David Rothstein is a deep and thorough student of Socialism. Theoretically, he believes that he knows the only true way to cure the wounds of humanity; he reverences Marx as some men do Mohammed. But in real life he is fussy, narrow, selfish and without personal loyalty. He cannot imagine applying his doctrines to his immediate surroundings, and so he fundamentally fails.
Fresh from London, he spent his time ordering suits from the Soviet tailor and fuming because they did not fit perfectly; this in a country literally of rags. He was more worried about his son’s dismissal from Oxford than about the thousands of young men being slaughtered on the various Russian fronts. He exclaimed generously, “We must have victory no matter how many men it takes!” But he kept his own sons in England. He could never see anything in Wells’ articles for American papers except the flippant remarks about Marx which made him writhe in mental agony.
At present Rothstein is Ambassador to Persia, and Litvinov and Krassin are working in harmony.
There are many other men in the Foreign Office of interesting and varied character; very few are workmen or peasants. I will take for example, four typical men: Weinstein, Karakhan, Florinsky and Axionov.

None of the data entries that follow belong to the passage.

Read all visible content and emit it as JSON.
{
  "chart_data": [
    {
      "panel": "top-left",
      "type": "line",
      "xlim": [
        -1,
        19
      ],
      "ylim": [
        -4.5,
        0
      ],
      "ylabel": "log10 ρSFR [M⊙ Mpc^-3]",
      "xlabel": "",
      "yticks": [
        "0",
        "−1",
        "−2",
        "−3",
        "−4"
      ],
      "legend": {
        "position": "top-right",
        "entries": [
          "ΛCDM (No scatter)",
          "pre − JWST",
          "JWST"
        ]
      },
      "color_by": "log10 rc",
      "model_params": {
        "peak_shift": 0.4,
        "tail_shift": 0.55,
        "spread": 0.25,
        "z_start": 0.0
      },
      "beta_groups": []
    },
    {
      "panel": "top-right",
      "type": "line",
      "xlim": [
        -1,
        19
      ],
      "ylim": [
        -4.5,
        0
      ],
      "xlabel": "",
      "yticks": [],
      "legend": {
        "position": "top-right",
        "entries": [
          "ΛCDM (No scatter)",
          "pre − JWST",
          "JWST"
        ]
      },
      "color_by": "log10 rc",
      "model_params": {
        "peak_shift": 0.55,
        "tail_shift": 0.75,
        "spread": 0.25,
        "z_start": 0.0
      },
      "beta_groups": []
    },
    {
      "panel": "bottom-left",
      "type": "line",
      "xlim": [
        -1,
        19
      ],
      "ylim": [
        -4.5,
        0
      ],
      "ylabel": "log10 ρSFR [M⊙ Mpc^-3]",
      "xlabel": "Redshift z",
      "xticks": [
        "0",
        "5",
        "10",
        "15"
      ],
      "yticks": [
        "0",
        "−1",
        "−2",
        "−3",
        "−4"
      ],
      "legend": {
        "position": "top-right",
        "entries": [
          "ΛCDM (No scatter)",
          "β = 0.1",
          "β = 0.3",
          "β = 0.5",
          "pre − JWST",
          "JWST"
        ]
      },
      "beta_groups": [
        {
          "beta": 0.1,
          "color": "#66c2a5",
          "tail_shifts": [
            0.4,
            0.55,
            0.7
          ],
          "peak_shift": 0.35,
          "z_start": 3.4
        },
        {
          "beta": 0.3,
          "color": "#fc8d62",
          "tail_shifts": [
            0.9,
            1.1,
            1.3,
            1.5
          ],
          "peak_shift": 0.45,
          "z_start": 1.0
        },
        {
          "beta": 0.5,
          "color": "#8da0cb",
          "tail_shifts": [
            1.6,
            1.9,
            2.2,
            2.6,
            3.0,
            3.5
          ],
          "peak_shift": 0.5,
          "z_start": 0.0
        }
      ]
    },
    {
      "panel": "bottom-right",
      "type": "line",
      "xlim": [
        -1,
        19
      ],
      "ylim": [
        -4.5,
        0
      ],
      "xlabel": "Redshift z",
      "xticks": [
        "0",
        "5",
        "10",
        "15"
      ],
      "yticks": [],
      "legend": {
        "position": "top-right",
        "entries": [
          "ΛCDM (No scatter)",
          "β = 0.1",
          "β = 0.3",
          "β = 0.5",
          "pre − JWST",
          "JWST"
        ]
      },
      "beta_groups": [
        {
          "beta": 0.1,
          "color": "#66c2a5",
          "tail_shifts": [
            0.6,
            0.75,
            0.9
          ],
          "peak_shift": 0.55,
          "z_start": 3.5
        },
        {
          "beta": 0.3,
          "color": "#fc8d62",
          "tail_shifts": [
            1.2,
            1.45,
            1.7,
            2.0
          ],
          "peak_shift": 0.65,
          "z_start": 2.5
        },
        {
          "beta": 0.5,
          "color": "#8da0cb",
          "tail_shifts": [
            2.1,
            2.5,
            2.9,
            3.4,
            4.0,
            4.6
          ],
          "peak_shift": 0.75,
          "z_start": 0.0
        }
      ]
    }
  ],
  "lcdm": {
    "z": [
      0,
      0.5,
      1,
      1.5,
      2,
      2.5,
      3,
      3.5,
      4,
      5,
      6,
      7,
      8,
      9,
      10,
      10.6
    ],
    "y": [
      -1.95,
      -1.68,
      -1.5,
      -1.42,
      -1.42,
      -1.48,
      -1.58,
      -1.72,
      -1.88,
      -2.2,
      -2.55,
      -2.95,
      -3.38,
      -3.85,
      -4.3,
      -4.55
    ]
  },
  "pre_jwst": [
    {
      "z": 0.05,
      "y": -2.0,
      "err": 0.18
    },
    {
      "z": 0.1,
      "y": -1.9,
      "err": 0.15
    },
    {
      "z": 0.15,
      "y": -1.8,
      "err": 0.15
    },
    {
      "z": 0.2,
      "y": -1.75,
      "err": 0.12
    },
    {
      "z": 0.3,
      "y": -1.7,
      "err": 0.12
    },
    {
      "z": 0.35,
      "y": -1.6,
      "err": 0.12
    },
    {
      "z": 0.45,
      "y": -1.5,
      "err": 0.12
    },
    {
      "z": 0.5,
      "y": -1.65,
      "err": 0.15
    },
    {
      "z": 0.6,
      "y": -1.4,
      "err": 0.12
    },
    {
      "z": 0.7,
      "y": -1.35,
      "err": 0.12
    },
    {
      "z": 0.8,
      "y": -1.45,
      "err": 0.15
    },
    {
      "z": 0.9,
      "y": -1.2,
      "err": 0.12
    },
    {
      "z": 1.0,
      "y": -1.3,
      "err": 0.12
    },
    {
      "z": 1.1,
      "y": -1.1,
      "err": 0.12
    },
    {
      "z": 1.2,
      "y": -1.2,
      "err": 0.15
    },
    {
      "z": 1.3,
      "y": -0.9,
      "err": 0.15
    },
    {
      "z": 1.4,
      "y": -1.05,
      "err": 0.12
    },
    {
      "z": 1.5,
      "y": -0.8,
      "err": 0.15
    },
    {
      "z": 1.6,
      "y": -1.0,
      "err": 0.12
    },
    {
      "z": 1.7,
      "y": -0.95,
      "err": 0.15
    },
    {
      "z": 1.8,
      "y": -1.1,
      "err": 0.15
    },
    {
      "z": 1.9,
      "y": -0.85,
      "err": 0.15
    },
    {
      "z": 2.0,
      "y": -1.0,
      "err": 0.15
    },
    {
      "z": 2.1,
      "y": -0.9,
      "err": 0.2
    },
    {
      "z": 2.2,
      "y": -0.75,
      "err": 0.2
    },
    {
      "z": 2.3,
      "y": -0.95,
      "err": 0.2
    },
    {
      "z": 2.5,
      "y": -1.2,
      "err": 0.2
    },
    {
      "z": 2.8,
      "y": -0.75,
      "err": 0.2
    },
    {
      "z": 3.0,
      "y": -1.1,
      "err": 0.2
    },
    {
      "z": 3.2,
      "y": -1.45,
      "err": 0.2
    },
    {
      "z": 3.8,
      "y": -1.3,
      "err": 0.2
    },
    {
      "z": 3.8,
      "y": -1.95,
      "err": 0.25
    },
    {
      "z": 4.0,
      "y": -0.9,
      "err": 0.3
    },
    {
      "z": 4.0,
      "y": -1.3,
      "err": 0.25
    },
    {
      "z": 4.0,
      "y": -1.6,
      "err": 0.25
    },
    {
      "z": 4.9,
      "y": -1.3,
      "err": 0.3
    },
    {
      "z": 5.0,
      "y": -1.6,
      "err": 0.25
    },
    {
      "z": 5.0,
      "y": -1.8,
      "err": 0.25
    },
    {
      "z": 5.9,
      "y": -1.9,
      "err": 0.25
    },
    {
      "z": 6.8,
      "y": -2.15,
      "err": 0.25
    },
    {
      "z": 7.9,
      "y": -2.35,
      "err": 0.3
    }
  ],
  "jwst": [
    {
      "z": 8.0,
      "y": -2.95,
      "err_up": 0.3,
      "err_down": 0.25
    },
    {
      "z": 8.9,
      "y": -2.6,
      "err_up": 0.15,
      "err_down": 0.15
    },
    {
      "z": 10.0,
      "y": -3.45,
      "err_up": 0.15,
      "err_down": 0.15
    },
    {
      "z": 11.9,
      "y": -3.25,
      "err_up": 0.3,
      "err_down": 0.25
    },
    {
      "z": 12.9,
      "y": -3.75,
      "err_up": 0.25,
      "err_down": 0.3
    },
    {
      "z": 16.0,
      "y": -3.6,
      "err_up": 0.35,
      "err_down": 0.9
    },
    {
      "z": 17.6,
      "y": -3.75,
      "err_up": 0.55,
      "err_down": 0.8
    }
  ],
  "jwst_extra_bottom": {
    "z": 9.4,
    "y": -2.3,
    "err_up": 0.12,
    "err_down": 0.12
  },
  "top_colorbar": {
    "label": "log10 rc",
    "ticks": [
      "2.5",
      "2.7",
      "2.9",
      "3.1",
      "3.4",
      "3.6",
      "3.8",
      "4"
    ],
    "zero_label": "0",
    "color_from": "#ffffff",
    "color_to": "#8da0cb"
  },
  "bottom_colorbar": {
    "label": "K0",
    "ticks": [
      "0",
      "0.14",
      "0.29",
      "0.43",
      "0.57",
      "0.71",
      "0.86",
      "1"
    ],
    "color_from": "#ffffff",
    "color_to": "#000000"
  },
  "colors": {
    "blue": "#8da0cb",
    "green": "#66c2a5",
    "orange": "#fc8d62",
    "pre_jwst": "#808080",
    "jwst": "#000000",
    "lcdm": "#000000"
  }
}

Weinstein was one of the Editors of the Russian daily paper Novy Mir, in New York, and secretary to Ludwig Martens, who directed the Soviet Bureau on Fortieth Street. He was deported with Martens. Immediately upon his arrival in Moscow he became head of the Anglo-American Department of the Foreign Office. Almost his entire staff are ex-Americans. English is more generally spoken among them than Russian.
Michael Karakhan is head of the Eastern Department when Tchicherin is in Russia; when Tchicherin attends the conferences, he is elevated to Tchicherin’s place. Karakhan is an Armenian and, more through favorable circumstances than any astonishing ability, has achieved his high official position.
I always think of him as getting into or out of an automobile. During the first days of the revolution he “requisitioned” Rasputin’s car, a gorgeous affair which had been the gift of the Empress and was made especially for the mysterious priest. Karakhan never walks anywhere and his car is always waiting for him in front of his home or the Foreign Office. An evidence of his cleverness was his ability to keep for himself the whole lower floor of the most lovely private palace in Moscow, while Lenin and Tchicherin lived as meagerly as workmen.
He is a faultless dresser. And he has the rather dubious distinction of being the only Commissar who divorced his wife under the new marriage laws. He immediately married again.
Karakhan is one of those surprising figures of the revolution who, without possessing marked talents or great idealism, nevertheless rose to power.